Chicago Schools Face $732M Deficit: Classroom Cuts, Focus on Special Ed Staffing

May 12, 2026
Chicago Schools Face $732M Deficit: Classroom Cuts, Focus on Special Ed Staffing
  • To address the shortfall, CPS plans to reduce regular classroom teachers next year, which will raise class sizes as part of deficit mitigation.

  • The staffing shifts will be driven by changes to the district’s staffing allocation formulas.

  • Analysts and stakeholders question whether city funding will remain adequate, with Civic Federation and CTU urging state action to protect school funding amid other competing costs.

  • A needs-based budgeting approach faces strain in lean times, risking larger schools absorbing more cuts due to enrollment shifts and staffing formulas.
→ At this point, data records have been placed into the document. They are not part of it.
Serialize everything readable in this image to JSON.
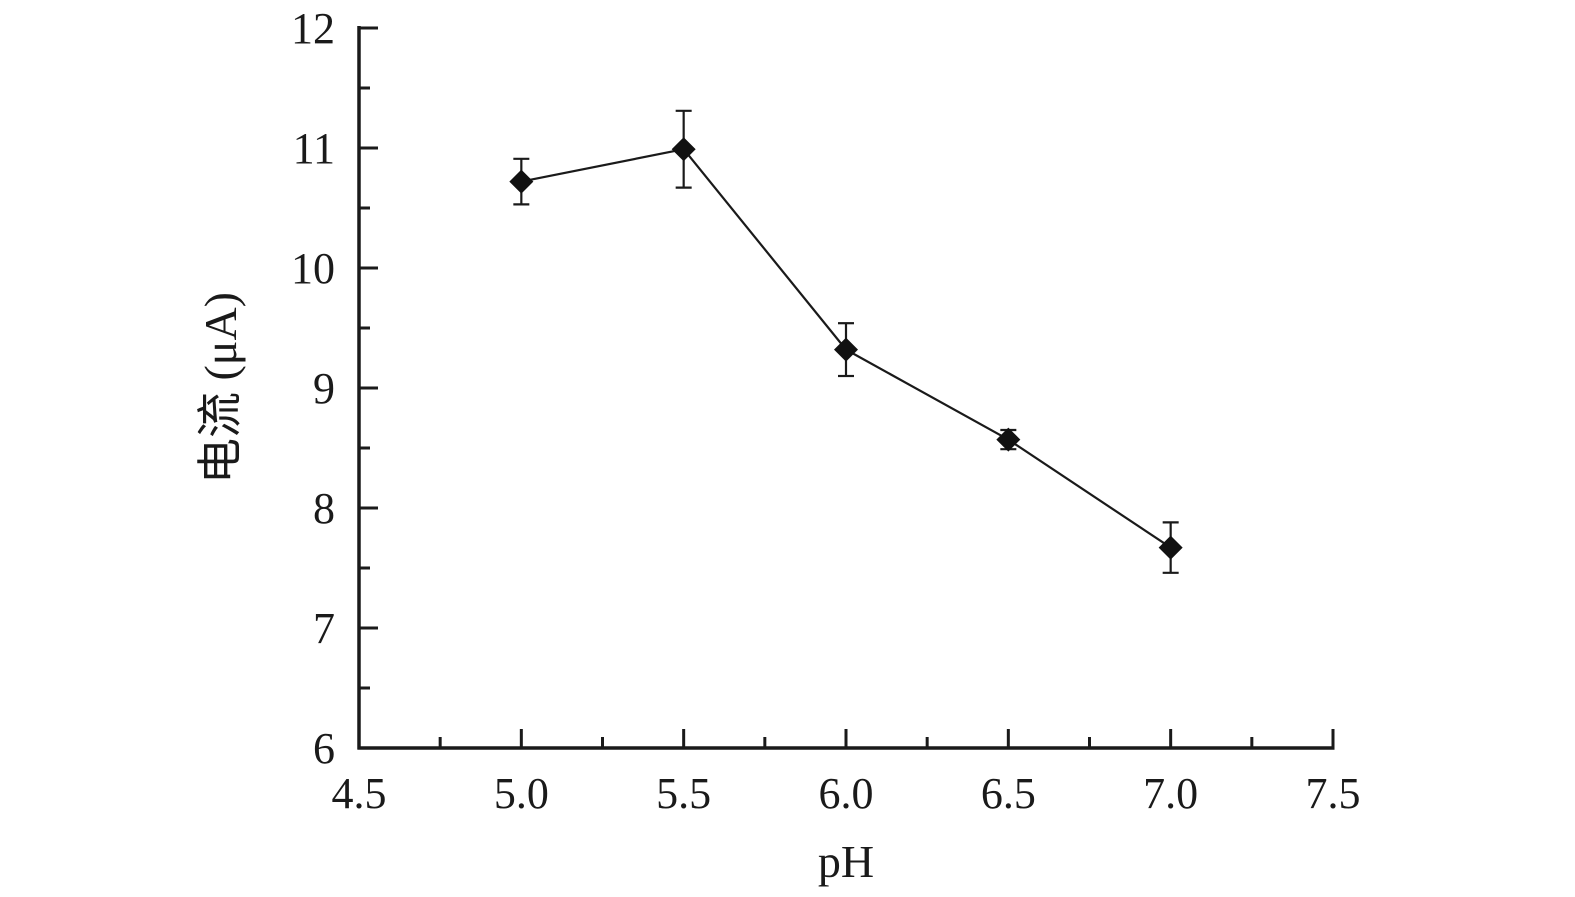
{
  "chart_data": {
    "type": "line",
    "title": "",
    "xlabel": "pH",
    "ylabel": "电流 (μA)",
    "xlim": [
      4.5,
      7.5
    ],
    "ylim": [
      6,
      12
    ],
    "x_major_ticks": [
      4.5,
      5.0,
      5.5,
      6.0,
      6.5,
      7.0,
      7.5
    ],
    "x_tick_labels": [
      "4.5",
      "5.0",
      "5.5",
      "6.0",
      "6.5",
      "7.0",
      "7.5"
    ],
    "y_major_ticks": [
      6,
      7,
      8,
      9,
      10,
      11,
      12
    ],
    "y_tick_labels": [
      "6",
      "7",
      "8",
      "9",
      "10",
      "11",
      "12"
    ],
    "grid": false,
    "legend": "none",
    "marker": "diamond",
    "series": [
      {
        "x": [
          5.0,
          5.5,
          6.0,
          6.5,
          7.0
        ],
        "y": [
          10.72,
          10.99,
          9.32,
          8.57,
          7.67
        ],
        "error": [
          0.19,
          0.32,
          0.22,
          0.08,
          0.21
        ]
      }
    ],
    "colors": {
      "axis": "#1a1a1a",
      "line": "#1a1a1a",
      "marker": "#111111"
    }
  }
}
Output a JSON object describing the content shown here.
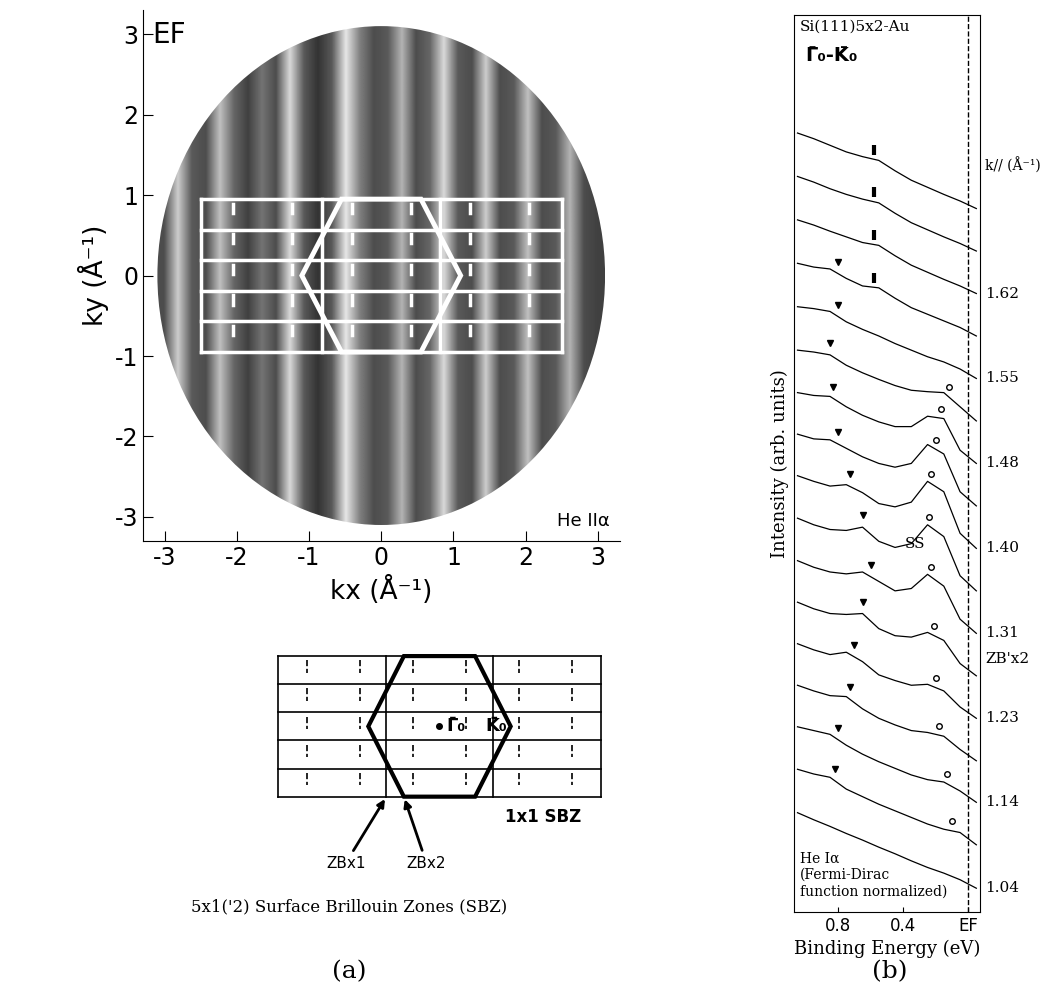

  • Regardless of scenario, cuts at the school level are expected, challenging the approach that uses an Opportunity Index to guide funding, which has widened gaps between larger and smaller schools.

  • The district will raise the student-to-teacher funding ratio by one per grade level, resulting in higher teacher-to-student ratios, with high-poverty elementary schools slated for 1 teacher per 23 students next year.

  • Chicago Public Schools is confronting a projected deficit of about $732.5 million for the 2026-27 year, prompting cuts to campus funding while increasing focus on special education staffing.

  • District officials reiterate a commitment to staffing goals for high-needs schools and a recovery-supportive model, while recognizing that budget cuts will affect teaching and student-support roles.

  • Budget planning remains contingent on Local School Council decisions, with final school-level budgets due by June and the district budget not finalized until mid-summer; further cuts may appear in central offices and networks.

  • Central-office and network budgets, as well as discretionary spending decisions by principals and LSCs, will be clarified closer to mid-summer as plans remain preliminary.

  • Some smaller schools may lose assistant principals, while there are planned increases for special education teachers, classroom aides, and therapists, though specific figures are not disclosed.

  • Officials stress that released information is preliminary and school-level budgets can change as principals and LSCs allocate discretionary funds to protect classrooms, with central office figures to be disclosed later.